Y si estamos expectantes ante está aprobación es porque la realidad de nuestro escenario laboral está marcada por un modelo precario donde se exacerba la temporalidad que bien lo sufrimos en esta provincia. La trampa de esta temporalidad arrastra una inercia de dimensión cultural que se convierte en un circulo vicioso que se retroalimenta, mermando por un lado los derechos laborales y por otro a nuestro entender restándole competitividad a las empresas. No se trata solo de una valoración sindical, sino que también está refrendado por los indicadores estadísticos que sitúan que la temporalidad alcanza prácticamente a nueve de cada diez contratos firmados y por ende la burbuja del empleo que se crea se desinfla con una abrumadora facilidad.

Este panorama que ha sido constantemente denunciado por UGT, es además un reclamo de Europa para poner a disposición del país los ingentes fondos de recuperación y resiliencia, que permitan un cambio de paradigma de un deteriorado mercado laboral y que al mismo tiempo contribuya a desterrar el desasosiego que la precariedad ha provocado a varias generaciones.

Por ello entendimos tanto los sindicatos como la patronal que esta era una oportunidad brindada – bien por el compromiso del Gobierno o por las circunstancias acaecidas- que no podíamos dejar pasar, realizando un ejercicio de responsabilidad, apartando nuestras diferencias y buscando que prevaleciese el diálogo y la negociación en aras de trabajar en aquellos elementos imprescindibles para avanzar por un bien común como país. Lo cual no limita nuestra exigencia sindical porque todavía quedan asuntos de gran envergadura dentro de la reforma que están pendiente de negociación.

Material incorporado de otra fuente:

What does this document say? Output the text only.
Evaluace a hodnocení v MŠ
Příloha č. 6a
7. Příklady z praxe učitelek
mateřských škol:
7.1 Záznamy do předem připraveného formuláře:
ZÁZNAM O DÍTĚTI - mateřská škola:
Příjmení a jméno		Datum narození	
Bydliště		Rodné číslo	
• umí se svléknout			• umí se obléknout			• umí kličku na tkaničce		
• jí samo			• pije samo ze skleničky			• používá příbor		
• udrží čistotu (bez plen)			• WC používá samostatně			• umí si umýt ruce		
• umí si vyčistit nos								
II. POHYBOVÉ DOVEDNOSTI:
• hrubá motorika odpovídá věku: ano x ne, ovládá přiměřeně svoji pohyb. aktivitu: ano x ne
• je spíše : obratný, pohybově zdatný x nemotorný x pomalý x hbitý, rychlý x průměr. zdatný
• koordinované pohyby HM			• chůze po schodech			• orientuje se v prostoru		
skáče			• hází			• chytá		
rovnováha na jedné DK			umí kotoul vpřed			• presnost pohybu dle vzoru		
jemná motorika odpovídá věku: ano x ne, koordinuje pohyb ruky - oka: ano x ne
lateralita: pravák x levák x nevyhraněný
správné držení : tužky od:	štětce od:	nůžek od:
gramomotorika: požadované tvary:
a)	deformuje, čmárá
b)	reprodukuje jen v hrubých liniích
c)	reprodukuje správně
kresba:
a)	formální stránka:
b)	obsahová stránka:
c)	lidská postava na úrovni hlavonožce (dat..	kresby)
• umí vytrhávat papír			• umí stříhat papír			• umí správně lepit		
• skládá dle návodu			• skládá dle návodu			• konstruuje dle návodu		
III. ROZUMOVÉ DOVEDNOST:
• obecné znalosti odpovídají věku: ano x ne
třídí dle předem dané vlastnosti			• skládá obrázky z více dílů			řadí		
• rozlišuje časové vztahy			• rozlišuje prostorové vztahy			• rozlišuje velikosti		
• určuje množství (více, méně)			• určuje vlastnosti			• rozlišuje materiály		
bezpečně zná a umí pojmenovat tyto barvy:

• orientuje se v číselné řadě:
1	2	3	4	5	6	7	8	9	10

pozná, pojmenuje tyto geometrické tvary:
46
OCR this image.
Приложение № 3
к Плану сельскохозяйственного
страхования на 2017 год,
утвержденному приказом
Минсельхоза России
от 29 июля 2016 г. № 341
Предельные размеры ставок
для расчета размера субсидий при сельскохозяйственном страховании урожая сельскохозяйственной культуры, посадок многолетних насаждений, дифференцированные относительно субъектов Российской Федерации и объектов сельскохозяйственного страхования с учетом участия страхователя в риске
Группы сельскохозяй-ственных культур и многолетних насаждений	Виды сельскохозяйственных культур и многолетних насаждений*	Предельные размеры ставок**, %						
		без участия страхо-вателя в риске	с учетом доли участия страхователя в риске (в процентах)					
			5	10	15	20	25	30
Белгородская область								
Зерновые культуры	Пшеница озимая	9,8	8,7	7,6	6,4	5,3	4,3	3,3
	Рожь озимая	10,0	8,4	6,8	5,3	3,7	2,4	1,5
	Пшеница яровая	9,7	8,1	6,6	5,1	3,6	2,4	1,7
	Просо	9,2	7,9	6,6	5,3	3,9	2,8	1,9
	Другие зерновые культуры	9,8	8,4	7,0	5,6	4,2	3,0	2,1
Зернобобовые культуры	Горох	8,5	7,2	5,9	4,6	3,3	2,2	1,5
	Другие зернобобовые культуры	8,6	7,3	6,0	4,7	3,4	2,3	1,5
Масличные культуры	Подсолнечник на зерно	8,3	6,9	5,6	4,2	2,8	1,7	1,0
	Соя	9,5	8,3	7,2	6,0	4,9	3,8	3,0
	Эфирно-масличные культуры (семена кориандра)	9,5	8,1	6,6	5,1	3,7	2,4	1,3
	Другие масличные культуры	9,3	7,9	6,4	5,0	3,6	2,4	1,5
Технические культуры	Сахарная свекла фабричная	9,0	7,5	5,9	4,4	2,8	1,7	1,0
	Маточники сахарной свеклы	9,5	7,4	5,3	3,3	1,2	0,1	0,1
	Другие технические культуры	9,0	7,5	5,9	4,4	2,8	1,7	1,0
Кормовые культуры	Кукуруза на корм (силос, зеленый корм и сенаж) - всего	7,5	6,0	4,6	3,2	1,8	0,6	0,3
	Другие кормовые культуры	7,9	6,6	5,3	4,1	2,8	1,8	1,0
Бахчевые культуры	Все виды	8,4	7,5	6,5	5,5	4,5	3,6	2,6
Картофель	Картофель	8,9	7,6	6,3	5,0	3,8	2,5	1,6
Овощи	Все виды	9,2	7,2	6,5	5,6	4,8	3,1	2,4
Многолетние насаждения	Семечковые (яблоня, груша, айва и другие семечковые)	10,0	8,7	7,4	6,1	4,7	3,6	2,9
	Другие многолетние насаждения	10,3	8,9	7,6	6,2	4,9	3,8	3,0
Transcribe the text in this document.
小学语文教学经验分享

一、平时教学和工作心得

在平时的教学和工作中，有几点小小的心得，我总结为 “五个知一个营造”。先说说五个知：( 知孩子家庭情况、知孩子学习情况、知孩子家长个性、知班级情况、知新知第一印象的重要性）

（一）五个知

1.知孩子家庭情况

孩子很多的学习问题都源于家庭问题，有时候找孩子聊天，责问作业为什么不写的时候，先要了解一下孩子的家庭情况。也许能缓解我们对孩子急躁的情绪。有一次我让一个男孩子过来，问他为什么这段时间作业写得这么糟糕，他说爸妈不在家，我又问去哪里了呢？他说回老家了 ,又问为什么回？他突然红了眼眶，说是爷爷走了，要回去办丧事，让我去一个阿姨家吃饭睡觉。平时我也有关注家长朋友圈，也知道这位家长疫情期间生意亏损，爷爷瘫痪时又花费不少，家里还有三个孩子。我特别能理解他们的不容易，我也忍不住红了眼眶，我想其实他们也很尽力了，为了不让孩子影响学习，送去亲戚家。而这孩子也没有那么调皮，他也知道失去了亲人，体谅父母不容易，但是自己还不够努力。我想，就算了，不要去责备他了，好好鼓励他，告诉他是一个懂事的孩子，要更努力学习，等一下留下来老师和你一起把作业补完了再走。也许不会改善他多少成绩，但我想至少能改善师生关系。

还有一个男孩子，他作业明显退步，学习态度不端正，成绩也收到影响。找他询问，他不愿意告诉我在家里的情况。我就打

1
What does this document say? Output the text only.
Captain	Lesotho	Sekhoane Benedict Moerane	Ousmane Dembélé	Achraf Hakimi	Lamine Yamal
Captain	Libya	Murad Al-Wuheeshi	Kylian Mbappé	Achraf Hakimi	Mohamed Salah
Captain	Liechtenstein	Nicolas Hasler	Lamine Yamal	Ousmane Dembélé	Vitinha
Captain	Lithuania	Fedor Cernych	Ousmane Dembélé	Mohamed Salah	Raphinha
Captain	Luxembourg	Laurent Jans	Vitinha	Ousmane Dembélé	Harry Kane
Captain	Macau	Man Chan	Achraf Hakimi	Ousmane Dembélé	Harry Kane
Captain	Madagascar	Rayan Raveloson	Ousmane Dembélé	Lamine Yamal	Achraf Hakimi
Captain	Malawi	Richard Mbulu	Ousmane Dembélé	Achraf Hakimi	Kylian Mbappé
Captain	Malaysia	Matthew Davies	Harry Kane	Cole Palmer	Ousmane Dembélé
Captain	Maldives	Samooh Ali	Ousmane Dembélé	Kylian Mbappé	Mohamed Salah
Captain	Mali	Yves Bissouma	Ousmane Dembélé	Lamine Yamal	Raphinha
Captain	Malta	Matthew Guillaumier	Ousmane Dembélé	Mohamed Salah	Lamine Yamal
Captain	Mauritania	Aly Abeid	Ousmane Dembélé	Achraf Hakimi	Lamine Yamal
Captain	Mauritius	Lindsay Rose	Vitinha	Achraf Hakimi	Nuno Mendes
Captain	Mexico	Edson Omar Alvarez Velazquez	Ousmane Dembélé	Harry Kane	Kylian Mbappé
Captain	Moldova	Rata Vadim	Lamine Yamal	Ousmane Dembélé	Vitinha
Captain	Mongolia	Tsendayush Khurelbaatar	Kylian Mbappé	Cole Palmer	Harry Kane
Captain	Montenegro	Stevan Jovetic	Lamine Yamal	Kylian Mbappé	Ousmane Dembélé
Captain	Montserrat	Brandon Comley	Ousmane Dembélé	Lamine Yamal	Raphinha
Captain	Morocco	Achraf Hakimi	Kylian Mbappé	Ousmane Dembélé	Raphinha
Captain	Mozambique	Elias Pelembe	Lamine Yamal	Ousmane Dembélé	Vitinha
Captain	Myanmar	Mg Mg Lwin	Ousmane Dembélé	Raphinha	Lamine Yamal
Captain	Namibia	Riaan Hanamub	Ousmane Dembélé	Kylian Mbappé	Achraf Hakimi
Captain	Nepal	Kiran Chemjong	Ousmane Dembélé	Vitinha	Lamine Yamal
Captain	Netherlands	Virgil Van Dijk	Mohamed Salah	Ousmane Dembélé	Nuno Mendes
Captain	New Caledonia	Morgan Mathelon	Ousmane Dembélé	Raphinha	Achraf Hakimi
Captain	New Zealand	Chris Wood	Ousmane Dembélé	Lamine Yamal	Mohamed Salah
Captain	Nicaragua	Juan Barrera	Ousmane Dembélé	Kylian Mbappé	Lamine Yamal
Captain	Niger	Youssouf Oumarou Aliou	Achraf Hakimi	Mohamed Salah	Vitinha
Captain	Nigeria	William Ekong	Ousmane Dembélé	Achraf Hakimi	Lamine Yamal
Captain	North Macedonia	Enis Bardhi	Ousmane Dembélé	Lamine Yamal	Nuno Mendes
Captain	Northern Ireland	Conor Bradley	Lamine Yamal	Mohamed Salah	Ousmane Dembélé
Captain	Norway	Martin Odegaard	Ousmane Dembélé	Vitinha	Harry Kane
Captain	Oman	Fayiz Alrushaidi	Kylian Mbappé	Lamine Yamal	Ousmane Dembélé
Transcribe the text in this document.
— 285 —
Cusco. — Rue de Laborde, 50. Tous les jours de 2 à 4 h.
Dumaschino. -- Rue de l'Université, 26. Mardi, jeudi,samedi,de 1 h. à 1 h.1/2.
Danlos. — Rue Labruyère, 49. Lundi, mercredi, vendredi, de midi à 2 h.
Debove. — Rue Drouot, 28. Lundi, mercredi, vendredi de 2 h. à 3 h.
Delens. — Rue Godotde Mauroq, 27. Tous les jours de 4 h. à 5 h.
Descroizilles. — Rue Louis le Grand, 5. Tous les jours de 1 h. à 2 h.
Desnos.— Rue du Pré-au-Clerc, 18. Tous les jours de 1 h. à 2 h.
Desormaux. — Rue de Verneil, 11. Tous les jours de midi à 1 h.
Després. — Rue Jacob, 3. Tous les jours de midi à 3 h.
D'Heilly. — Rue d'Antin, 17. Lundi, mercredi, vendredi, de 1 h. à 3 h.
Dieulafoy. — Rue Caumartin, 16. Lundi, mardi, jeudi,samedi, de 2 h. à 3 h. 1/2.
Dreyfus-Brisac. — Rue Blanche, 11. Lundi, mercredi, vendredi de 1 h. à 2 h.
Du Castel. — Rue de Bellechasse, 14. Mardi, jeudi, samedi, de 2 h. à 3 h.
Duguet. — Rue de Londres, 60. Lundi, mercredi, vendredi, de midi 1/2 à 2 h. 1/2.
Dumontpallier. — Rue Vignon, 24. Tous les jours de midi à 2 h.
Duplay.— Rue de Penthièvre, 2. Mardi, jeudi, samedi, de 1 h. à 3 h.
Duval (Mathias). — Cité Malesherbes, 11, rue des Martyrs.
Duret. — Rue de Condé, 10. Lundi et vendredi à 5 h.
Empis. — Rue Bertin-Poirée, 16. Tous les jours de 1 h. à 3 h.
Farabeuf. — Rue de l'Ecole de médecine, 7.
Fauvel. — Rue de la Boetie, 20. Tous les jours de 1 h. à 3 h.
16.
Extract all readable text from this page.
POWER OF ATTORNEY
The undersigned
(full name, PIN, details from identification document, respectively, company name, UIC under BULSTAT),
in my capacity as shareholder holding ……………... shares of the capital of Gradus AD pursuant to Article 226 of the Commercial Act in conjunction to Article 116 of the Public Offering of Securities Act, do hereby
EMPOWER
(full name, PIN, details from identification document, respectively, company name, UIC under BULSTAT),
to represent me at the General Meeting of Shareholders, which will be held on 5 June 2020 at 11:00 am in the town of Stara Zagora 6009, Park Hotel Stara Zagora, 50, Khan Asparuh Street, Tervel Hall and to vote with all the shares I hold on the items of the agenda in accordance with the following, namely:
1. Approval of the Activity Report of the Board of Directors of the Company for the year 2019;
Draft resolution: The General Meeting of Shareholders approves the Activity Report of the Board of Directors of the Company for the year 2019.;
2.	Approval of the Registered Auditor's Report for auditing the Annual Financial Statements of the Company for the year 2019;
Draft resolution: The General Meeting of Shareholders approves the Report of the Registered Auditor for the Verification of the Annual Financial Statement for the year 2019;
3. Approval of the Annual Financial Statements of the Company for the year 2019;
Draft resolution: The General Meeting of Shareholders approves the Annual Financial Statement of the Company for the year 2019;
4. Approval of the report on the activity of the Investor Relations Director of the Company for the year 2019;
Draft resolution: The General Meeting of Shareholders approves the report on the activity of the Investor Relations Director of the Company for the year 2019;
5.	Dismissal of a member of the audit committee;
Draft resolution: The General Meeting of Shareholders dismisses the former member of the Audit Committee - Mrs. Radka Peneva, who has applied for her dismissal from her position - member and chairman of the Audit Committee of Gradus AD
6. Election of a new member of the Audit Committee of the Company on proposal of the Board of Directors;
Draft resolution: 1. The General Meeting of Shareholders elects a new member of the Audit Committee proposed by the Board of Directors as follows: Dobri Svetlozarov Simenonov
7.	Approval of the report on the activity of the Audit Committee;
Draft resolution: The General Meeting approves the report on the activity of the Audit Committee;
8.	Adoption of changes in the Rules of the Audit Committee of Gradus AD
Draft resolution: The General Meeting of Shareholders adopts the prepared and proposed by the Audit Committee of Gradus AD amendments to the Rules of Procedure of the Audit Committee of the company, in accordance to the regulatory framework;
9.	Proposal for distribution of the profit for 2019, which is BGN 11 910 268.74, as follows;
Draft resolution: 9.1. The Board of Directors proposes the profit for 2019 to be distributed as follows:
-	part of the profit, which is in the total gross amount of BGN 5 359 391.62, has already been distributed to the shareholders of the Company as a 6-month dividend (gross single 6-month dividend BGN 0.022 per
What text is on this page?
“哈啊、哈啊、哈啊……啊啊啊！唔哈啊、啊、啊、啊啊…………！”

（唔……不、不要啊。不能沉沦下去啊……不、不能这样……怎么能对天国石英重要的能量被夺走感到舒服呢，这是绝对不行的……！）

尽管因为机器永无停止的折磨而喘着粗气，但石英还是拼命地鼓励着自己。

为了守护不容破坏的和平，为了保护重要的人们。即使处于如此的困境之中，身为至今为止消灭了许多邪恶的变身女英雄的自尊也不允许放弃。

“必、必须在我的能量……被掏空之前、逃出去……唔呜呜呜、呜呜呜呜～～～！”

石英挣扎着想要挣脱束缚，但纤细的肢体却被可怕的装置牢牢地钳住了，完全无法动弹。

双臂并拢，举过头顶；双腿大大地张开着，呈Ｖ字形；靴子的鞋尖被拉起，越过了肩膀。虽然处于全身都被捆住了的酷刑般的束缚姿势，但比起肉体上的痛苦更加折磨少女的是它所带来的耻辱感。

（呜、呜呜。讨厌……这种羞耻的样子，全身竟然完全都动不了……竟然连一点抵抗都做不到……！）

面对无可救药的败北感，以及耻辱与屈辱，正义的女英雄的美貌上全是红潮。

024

Este acuerdo cuando se traduce a la realidad laboral, nos da una esperanza a todas aquellas mujeres y hombres que han vivido meses incluso años con puestos de trabajo temporales y con rotaciones que se manifestaban eternas mermando sus derechos, sin la posibilidad de vislumbrar un contrato indefinido que brindase una proyección de tranquilidad y de futuro.

Por eso exhortamos a la resistencia política sobre todo al Partido Popular que sea congruente con sus exigencias y sus posiciones, no se entiende que por un lado se quiera promulgar la necesidad de más recursos y Fondos Europeos para ayudar a la economía y a las empresas y por otro lado se pongan impedimentos que perjudican la adjudicación de los mismos.

Nos vemos en la necesidad de recordar que en los inicios de esta pandemia, desde los ámbitos locales se realizó en cada ayuntamiento un trabajo de análisis y participación social para crear documentos y proyectos que requerían de recursos económicos que superarían los presupuestos locales, convirtiéndose estos Fondos Europeos en una oportunidad nada desdeñable, esperamos que no se desperdicie todo el esfuerzo, todo el trabajo realizado en estos tiempos de incertidumbre y de pérdidas humanas y económicas.

El acuerdo alcanzado confirma la necesidad de aunar esfuerzos independientemente de las diferencias ideológicas, lo que nos lleva a abogar a que prime la responsabilidad política, y por eso opinamos que el conservadurismo no debe imponerse al bien común, frenando con argumentos estériles la oportunidad que nos brinda Europa. Este es el momento, no hay que dejar pasar la ocasión.